When I got serious about shooting, I started out with a reflex grizzly. A couple years later I wanted a faster more level shooting bow, so I bought a mathews switchback. I loved it the shots at 50yrds were a straight flight. Unfortunately I do not have the bow now, I currently shoot a martin cheetah. It is a nice bow, shoots true and was half the price of the mathews. BUT, first theres the speed issue. Not as fast, then theres less kenetic energy. The 50yrd shots look like my arrow is following the curve of a rainbow. I am now looking for a bow that will offer the same quality as the mathews. Without breaking the bank. I have been looking at the following; Martin Firecat, Martin Alien X, and the expensive ones Mathews, Bowtech, and hoyt. Please share your thoughts.

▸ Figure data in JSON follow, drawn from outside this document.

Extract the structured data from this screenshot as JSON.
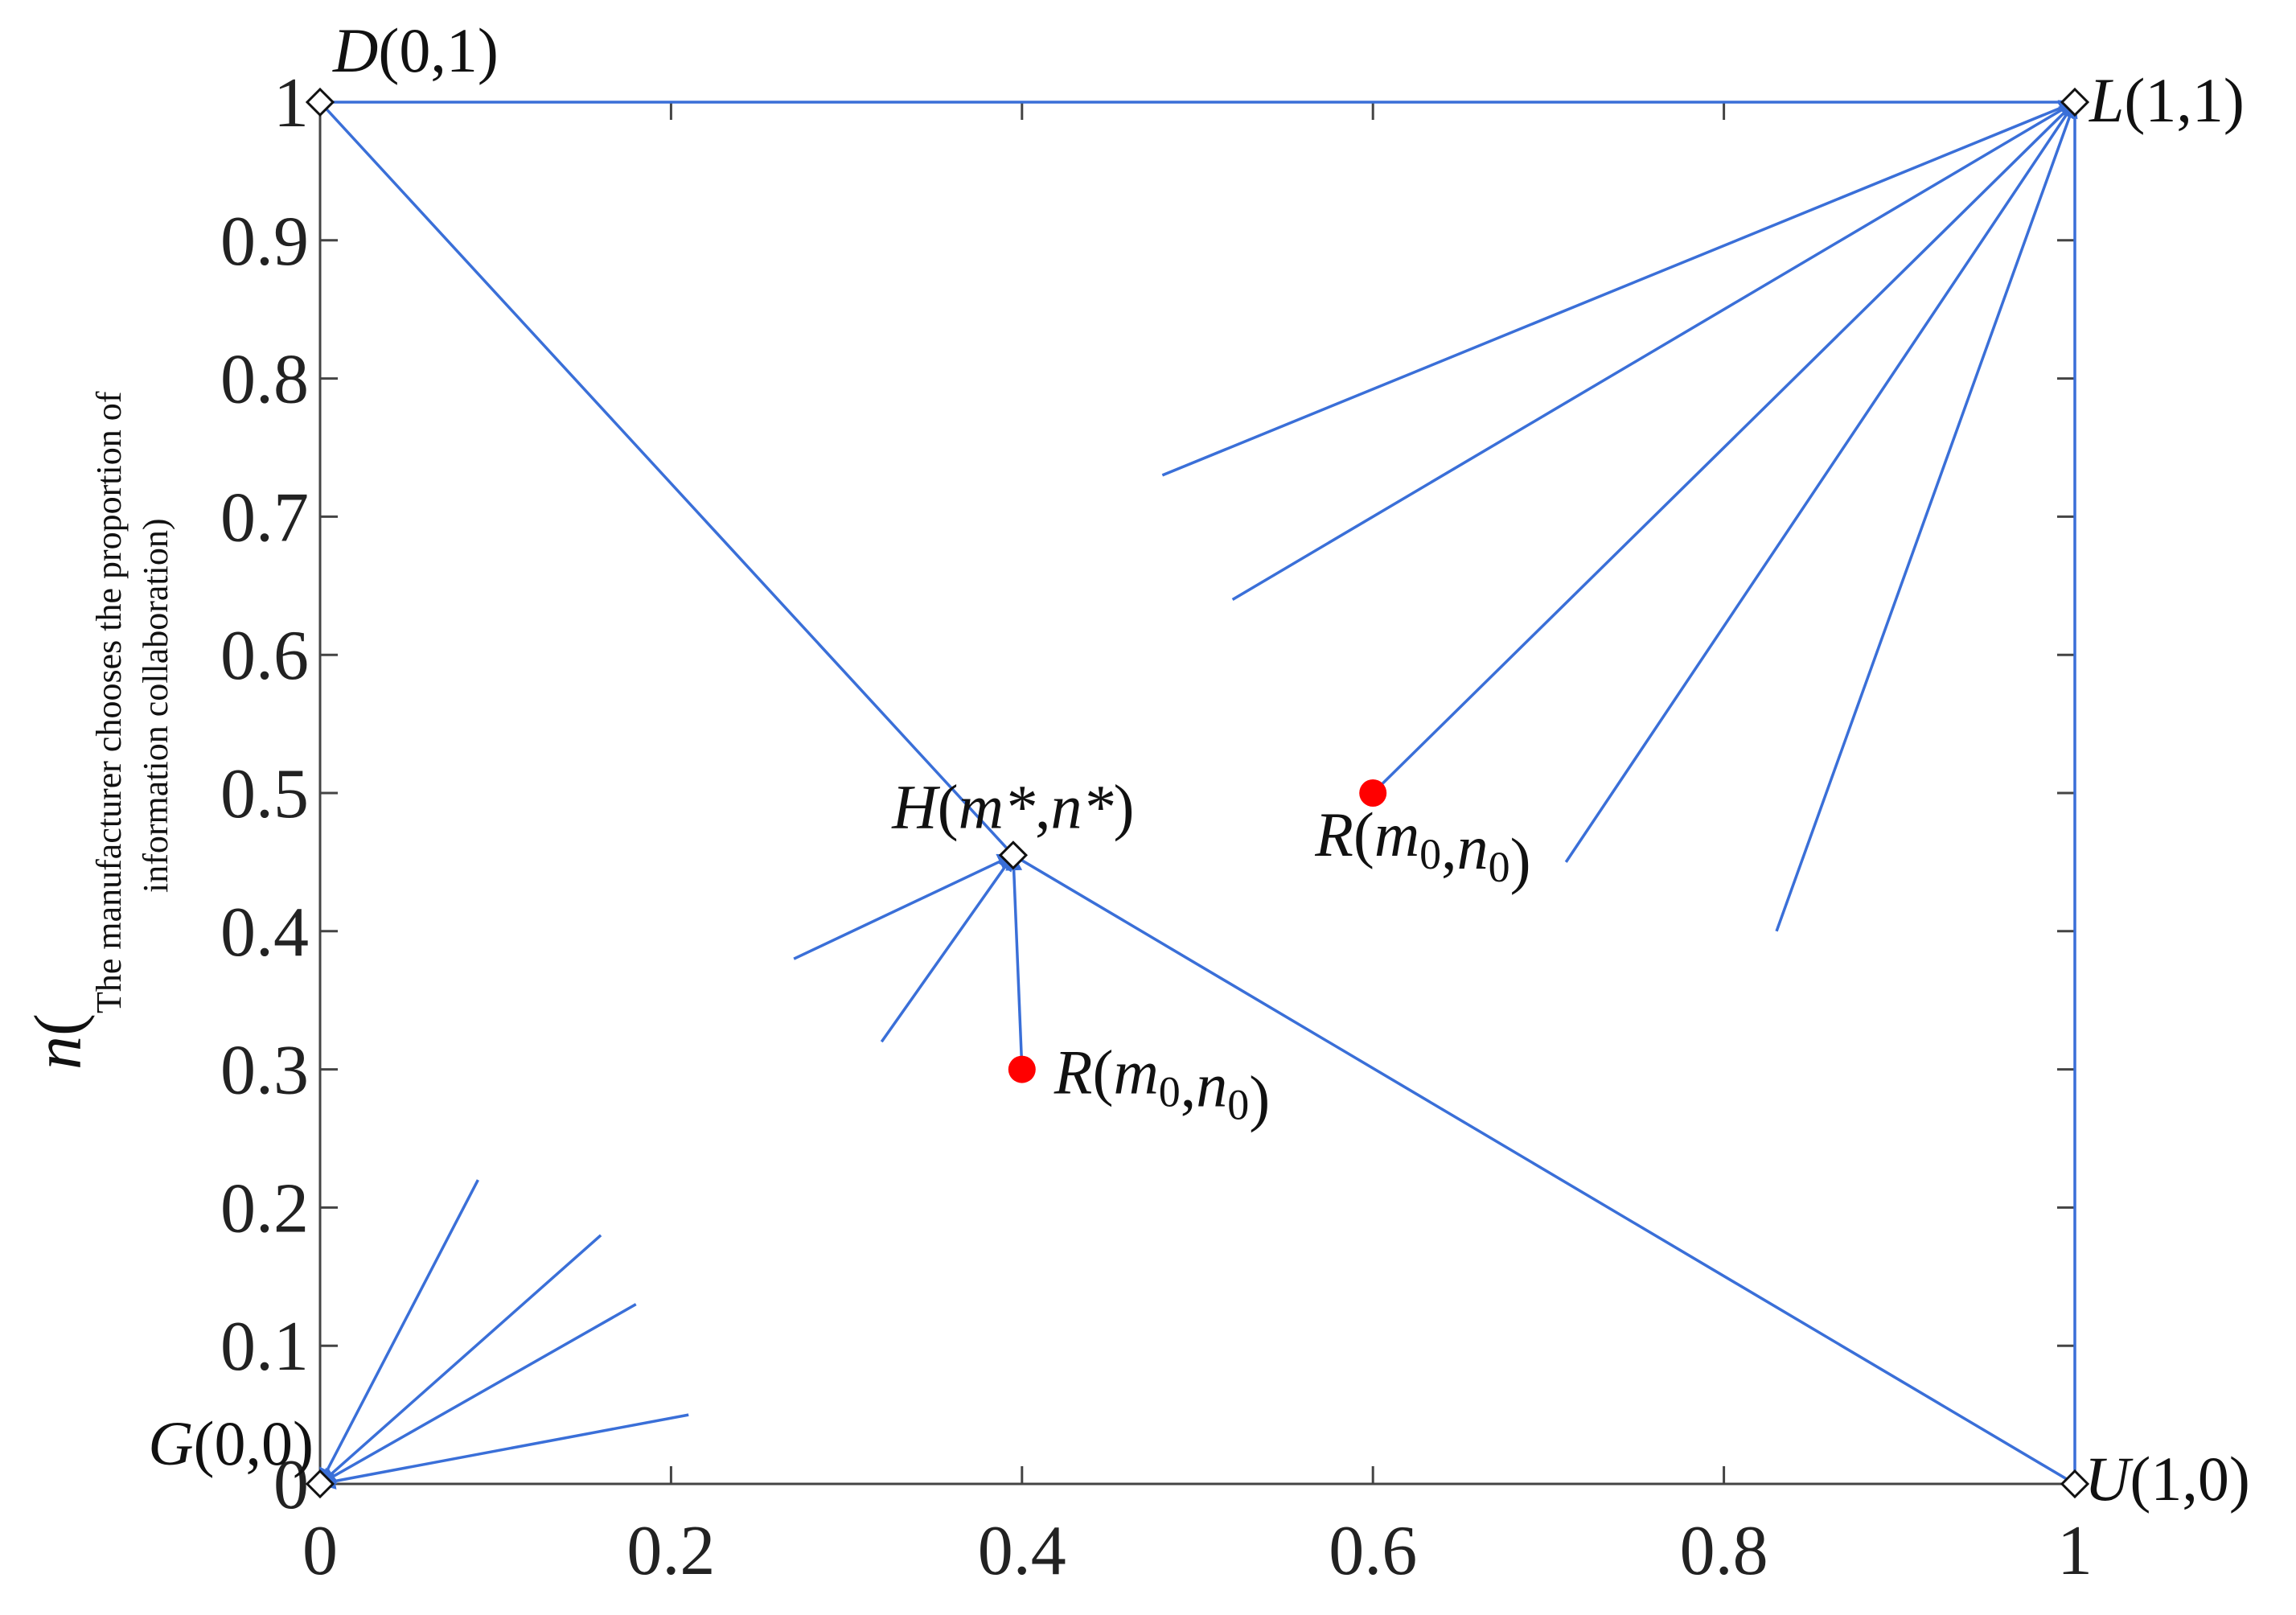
{
  "chart_data": {
    "type": "scatter",
    "title": "",
    "xlabel": "",
    "ylabel_prefix": "n(",
    "ylabel_lines": [
      "The manufacturer chooses the proportion of",
      "information collaboration)"
    ],
    "xlim": [
      0,
      1
    ],
    "ylim": [
      0,
      1
    ],
    "x_ticks": [
      0,
      0.2,
      0.4,
      0.6,
      0.8,
      1
    ],
    "x_tick_labels": [
      "0",
      "0.2",
      "0.4",
      "0.6",
      "0.8",
      "1"
    ],
    "y_ticks": [
      0,
      0.1,
      0.2,
      0.3,
      0.4,
      0.5,
      0.6,
      0.7,
      0.8,
      0.9,
      1
    ],
    "y_tick_labels": [
      "0",
      "0.1",
      "0.2",
      "0.3",
      "0.4",
      "0.5",
      "0.6",
      "0.7",
      "0.8",
      "0.9",
      "1"
    ],
    "grid": false,
    "colors": {
      "line": "#3a6fd8",
      "point": "#ff0000",
      "axis": "#444444",
      "text": "#111111"
    },
    "equilibrium_points": [
      {
        "x": 0,
        "y": 1,
        "label": [
          "D",
          "(0,1)"
        ]
      },
      {
        "x": 1,
        "y": 1,
        "label": [
          "L",
          "(1,1)"
        ]
      },
      {
        "x": 0,
        "y": 0,
        "label": [
          "G",
          "(0,0)"
        ]
      },
      {
        "x": 1,
        "y": 0,
        "label": [
          "U",
          "(1,0)"
        ]
      },
      {
        "x": 0.395,
        "y": 0.455,
        "label": [
          "H",
          "(m*,n*)"
        ]
      }
    ],
    "initial_points": [
      {
        "x": 0.4,
        "y": 0.3,
        "label": [
          "R",
          "(m",
          "0",
          ",n",
          "0",
          ")"
        ]
      },
      {
        "x": 0.6,
        "y": 0.5,
        "label": [
          "R",
          "(m",
          "0",
          ",n",
          "0",
          ")"
        ]
      }
    ],
    "boundary_segments": [
      {
        "from": [
          0,
          1
        ],
        "to": [
          1,
          1
        ]
      },
      {
        "from": [
          1,
          0
        ],
        "to": [
          1,
          1
        ]
      },
      {
        "from": [
          0,
          1
        ],
        "to": [
          0.395,
          0.455
        ]
      },
      {
        "from": [
          1,
          0
        ],
        "to": [
          0.395,
          0.455
        ]
      }
    ],
    "trajectories": [
      {
        "from": [
          0.48,
          0.73
        ],
        "to": [
          1,
          1
        ]
      },
      {
        "from": [
          0.52,
          0.64
        ],
        "to": [
          1,
          1
        ]
      },
      {
        "from": [
          0.6,
          0.5
        ],
        "to": [
          1,
          1
        ]
      },
      {
        "from": [
          0.71,
          0.45
        ],
        "to": [
          1,
          1
        ]
      },
      {
        "from": [
          0.83,
          0.4
        ],
        "to": [
          1,
          1
        ]
      },
      {
        "from": [
          0.27,
          0.38
        ],
        "to": [
          0.395,
          0.455
        ]
      },
      {
        "from": [
          0.32,
          0.32
        ],
        "to": [
          0.395,
          0.455
        ]
      },
      {
        "from": [
          0.4,
          0.3
        ],
        "to": [
          0.395,
          0.455
        ]
      },
      {
        "from": [
          0.09,
          0.22
        ],
        "to": [
          0,
          0
        ]
      },
      {
        "from": [
          0.16,
          0.18
        ],
        "to": [
          0,
          0
        ]
      },
      {
        "from": [
          0.18,
          0.13
        ],
        "to": [
          0,
          0
        ]
      },
      {
        "from": [
          0.21,
          0.05
        ],
        "to": [
          0,
          0
        ]
      }
    ]
  }
}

Thanks


----------



## williejr (Jul 28, 2008)

i plan on getting into ASA big next year and i'm looking at the Alien-X.... if you get ahold mike/cracker you can buy one and get it crackerized for $750 i think...thats just my two cents


----------



## bowj300 (Sep 20, 2009)

"crackerized for $750" I have heard a lot about this on here but what is it


----------



## kw1 (Feb 9, 2009)

Pearson makes a real godd bow and there less than the big three you mentioned. with the r2b2 cams is fast


----------



## Beastmaster (Jan 20, 2009)

Take a look at the PSE Bow Madness XL.


----------



## bowtechmaniac (Jun 17, 2009)

I wouldn't waste my money getting a bow crackerized.We did the test on 2 of the same bows at our local bow shop:sad:.1 that had been cracked and 1 from straight from the factory .The factory bow shot 4fps faster than the other.Just my 2 cents.


----------



## AR_Headhunter (Aug 17, 2009)

If you want speed & a sweet shooting rig you really can't go wrong with anything in the X-force line up. You can also find some sweet deal on them in the classifieds on AT.


----------



## bucksnortinted (Aug 24, 2006)

i will have to say take a look at the pse line in the X Force line also i have an 07' X Force HF6 and its the best shooter for accuracy and speed that i have owned and great C/S if you need it

Ted


----------